Matching a Set of Patterns with Wildcards

Multi-pattern matching with wildcards is to find all the occurrences of a set of patterns with wildcards in a text. This problem arises in various fields, such as computational biology and network security. But the problem is not extensively studied as the single pattern case and there is no efficient algorithm for this problem.
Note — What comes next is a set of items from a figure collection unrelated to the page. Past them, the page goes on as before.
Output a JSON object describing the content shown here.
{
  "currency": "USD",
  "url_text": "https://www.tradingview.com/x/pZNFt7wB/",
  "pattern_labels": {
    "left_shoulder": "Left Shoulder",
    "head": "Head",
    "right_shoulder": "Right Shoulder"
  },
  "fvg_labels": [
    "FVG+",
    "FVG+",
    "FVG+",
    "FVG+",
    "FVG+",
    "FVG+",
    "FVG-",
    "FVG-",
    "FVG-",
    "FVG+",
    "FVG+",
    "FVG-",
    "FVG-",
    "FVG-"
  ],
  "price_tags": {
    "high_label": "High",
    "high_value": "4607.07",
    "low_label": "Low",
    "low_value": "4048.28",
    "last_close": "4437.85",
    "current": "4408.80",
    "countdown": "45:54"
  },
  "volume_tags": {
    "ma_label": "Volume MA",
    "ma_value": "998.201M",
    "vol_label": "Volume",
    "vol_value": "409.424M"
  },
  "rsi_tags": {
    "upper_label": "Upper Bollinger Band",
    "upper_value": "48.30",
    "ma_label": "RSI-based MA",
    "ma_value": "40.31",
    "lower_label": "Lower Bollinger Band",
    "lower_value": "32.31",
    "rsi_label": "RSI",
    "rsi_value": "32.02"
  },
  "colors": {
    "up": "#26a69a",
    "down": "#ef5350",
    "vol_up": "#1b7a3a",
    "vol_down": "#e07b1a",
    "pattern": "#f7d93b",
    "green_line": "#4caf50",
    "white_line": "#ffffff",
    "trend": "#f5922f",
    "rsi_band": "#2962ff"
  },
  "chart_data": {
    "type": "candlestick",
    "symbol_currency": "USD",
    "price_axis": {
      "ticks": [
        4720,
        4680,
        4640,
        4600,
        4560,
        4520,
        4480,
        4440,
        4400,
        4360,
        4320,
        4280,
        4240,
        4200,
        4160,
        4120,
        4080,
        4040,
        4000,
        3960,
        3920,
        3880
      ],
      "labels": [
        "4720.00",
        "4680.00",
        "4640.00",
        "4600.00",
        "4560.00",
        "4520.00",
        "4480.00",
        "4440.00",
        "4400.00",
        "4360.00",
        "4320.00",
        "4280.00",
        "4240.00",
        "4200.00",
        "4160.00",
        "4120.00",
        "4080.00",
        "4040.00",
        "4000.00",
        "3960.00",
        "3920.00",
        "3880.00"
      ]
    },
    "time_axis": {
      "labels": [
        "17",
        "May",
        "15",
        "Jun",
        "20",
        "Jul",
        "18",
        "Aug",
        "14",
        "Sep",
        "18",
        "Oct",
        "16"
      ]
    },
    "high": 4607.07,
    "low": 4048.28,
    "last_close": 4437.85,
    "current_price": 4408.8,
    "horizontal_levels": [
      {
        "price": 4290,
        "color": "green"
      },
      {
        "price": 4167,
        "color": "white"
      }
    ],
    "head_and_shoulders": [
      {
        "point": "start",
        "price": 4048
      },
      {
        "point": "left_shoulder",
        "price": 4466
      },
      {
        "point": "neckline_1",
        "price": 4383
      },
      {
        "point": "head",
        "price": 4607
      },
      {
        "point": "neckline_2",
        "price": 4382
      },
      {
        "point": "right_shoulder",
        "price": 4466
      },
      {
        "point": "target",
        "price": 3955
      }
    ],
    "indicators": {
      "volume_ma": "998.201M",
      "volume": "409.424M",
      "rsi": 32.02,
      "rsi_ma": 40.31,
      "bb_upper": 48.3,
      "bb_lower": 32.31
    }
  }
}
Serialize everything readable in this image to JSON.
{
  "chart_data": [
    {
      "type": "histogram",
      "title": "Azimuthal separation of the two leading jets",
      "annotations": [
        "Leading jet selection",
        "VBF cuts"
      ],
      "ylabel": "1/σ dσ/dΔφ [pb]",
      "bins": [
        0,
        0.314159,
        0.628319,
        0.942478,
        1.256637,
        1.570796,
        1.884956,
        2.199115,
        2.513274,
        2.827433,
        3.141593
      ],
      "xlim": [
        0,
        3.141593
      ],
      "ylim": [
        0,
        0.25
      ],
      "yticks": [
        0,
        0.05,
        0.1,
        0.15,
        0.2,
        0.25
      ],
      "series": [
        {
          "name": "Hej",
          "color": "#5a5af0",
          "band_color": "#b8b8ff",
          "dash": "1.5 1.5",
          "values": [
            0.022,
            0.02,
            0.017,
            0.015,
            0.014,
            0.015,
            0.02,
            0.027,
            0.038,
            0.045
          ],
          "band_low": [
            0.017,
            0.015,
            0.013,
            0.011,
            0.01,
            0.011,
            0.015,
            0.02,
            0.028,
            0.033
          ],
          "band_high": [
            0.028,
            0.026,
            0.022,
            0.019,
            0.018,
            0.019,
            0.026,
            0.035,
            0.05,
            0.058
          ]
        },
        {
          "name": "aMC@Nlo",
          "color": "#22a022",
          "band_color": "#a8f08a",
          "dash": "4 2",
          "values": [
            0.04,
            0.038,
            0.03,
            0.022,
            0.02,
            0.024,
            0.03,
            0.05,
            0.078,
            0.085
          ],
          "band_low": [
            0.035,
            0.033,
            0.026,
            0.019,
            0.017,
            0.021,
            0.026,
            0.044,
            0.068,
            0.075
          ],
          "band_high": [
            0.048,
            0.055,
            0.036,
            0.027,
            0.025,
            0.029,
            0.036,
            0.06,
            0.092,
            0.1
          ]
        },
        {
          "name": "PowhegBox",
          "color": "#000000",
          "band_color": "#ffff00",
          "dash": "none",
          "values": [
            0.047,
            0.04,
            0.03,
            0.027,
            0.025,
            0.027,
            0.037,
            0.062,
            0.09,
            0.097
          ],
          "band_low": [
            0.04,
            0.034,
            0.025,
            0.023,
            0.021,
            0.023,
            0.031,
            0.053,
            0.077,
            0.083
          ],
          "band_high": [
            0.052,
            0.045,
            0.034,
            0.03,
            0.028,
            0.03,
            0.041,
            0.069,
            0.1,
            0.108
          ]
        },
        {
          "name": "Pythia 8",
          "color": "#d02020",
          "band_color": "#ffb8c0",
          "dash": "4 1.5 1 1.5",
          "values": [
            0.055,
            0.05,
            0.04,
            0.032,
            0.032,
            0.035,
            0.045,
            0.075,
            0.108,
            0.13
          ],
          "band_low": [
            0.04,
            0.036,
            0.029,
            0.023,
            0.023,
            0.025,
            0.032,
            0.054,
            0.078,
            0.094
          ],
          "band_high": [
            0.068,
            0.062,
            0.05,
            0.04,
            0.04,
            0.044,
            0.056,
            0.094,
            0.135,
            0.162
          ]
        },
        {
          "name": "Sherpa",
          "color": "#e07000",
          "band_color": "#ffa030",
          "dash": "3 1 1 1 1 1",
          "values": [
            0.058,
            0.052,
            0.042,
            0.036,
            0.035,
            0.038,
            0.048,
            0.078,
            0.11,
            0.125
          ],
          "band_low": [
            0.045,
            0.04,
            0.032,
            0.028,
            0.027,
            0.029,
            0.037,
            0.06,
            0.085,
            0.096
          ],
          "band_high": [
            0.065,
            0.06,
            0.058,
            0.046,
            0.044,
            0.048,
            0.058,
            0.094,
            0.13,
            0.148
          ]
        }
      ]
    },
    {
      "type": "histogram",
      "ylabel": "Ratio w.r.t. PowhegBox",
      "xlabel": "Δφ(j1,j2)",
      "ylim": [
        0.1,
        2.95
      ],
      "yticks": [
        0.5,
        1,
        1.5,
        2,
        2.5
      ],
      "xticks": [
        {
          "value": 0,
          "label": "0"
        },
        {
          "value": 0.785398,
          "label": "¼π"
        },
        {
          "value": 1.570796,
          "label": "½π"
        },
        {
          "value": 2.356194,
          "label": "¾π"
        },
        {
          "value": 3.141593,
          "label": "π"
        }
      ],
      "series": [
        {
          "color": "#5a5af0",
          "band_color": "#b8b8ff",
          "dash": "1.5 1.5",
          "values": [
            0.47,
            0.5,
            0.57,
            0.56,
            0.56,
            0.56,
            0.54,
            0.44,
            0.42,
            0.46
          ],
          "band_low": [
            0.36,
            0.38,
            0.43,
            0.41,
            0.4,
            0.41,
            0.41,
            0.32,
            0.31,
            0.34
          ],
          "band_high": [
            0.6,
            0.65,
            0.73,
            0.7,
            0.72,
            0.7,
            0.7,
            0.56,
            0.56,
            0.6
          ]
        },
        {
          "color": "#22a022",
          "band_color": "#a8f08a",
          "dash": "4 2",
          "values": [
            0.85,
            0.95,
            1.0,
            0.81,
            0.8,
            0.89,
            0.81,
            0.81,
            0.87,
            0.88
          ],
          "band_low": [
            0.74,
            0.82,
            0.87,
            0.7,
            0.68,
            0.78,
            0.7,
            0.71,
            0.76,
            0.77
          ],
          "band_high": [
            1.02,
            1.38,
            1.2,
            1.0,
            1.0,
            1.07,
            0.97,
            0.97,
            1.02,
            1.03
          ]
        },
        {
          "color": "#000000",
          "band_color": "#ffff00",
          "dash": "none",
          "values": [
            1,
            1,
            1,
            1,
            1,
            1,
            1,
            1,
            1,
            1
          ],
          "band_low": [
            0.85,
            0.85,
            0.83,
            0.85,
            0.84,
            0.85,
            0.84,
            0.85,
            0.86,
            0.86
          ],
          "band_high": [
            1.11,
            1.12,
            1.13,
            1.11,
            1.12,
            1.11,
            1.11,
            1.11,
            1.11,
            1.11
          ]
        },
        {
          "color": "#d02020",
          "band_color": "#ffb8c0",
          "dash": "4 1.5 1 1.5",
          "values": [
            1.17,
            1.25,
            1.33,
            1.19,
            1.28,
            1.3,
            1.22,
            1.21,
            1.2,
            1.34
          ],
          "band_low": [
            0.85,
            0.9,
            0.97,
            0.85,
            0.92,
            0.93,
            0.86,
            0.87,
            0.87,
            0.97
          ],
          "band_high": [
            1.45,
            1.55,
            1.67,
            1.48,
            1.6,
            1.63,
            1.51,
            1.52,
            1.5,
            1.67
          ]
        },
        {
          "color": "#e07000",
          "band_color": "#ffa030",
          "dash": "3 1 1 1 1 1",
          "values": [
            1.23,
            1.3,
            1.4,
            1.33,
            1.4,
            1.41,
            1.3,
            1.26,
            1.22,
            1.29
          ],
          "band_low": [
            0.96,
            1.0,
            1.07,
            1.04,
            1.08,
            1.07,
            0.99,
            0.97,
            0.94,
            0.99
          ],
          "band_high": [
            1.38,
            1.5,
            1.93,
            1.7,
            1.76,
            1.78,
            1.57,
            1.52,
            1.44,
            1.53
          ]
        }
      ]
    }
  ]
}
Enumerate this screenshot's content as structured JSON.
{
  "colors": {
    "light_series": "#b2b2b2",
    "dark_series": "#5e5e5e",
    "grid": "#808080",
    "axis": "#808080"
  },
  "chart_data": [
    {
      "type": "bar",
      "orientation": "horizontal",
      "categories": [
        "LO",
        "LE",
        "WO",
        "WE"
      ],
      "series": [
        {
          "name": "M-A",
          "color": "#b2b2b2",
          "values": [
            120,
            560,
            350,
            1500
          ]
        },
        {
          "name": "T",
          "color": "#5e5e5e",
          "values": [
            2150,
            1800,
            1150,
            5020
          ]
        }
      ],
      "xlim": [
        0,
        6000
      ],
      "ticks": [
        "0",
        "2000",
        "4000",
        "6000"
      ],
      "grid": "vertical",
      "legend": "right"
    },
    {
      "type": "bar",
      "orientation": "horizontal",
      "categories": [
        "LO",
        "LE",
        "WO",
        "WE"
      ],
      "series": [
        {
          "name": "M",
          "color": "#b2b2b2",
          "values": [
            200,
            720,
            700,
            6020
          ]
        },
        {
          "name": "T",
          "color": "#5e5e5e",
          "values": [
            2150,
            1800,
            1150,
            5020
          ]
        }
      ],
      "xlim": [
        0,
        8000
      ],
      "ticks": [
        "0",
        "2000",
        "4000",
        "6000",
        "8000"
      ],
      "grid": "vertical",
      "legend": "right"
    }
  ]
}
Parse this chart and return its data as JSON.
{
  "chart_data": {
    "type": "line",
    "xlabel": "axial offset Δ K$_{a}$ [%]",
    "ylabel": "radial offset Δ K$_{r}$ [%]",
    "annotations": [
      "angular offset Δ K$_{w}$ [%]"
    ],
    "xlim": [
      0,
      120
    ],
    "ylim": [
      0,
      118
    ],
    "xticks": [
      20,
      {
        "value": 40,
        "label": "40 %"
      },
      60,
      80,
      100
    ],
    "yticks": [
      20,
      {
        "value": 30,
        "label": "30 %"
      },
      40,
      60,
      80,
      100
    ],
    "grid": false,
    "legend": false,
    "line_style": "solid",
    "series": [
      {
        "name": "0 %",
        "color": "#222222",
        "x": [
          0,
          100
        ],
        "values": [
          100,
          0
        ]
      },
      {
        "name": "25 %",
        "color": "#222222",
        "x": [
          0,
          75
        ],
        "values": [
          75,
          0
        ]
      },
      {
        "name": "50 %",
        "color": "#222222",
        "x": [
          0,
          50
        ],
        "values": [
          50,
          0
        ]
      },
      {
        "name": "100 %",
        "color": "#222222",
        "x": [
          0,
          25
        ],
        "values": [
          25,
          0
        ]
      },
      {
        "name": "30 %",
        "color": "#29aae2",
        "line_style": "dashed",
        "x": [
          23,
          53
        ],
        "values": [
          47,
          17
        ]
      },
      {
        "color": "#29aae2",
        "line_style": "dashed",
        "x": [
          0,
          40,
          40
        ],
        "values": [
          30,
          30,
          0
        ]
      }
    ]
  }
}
In this paper, we present efficient algorithms based on fast Fourier transforms. Let $P=\{p_1,\ldots,p_k\}$ be a set of patterns with wildcards where the total length of patterns is $|P|$, and a text $t$ of length $n$ over alphabet $a_1,\ldots,a_{\sigma}$. We present two algorithms for this problem where patterns are matched simultaneously. The first algorithm finds the matches of a small set of patterns in the text in $O(n\log |P|+nk)$ time. The words used in the algorithm are of size $k\lceil2\lg\sigma\rceil+\sum_{i=1}^k \lceil\lg|p_i|\rceil$ bits. The second one finds the matchings of patterns in the text in time $O(n\log |P|\log\sigma+nk)$ by computing the Hamming distance between the patterns and the text. The algorithm uses the words with $\sum_{i=1}^k \lceil\lg|p_i|\rceil$ bits. We also demonstrate an FFT implementation based on the modular arithmetic for machines with word size of 64 bits. Finally, we show that both algorithms can be easily parallelized and the parallelized algorithms are given as well.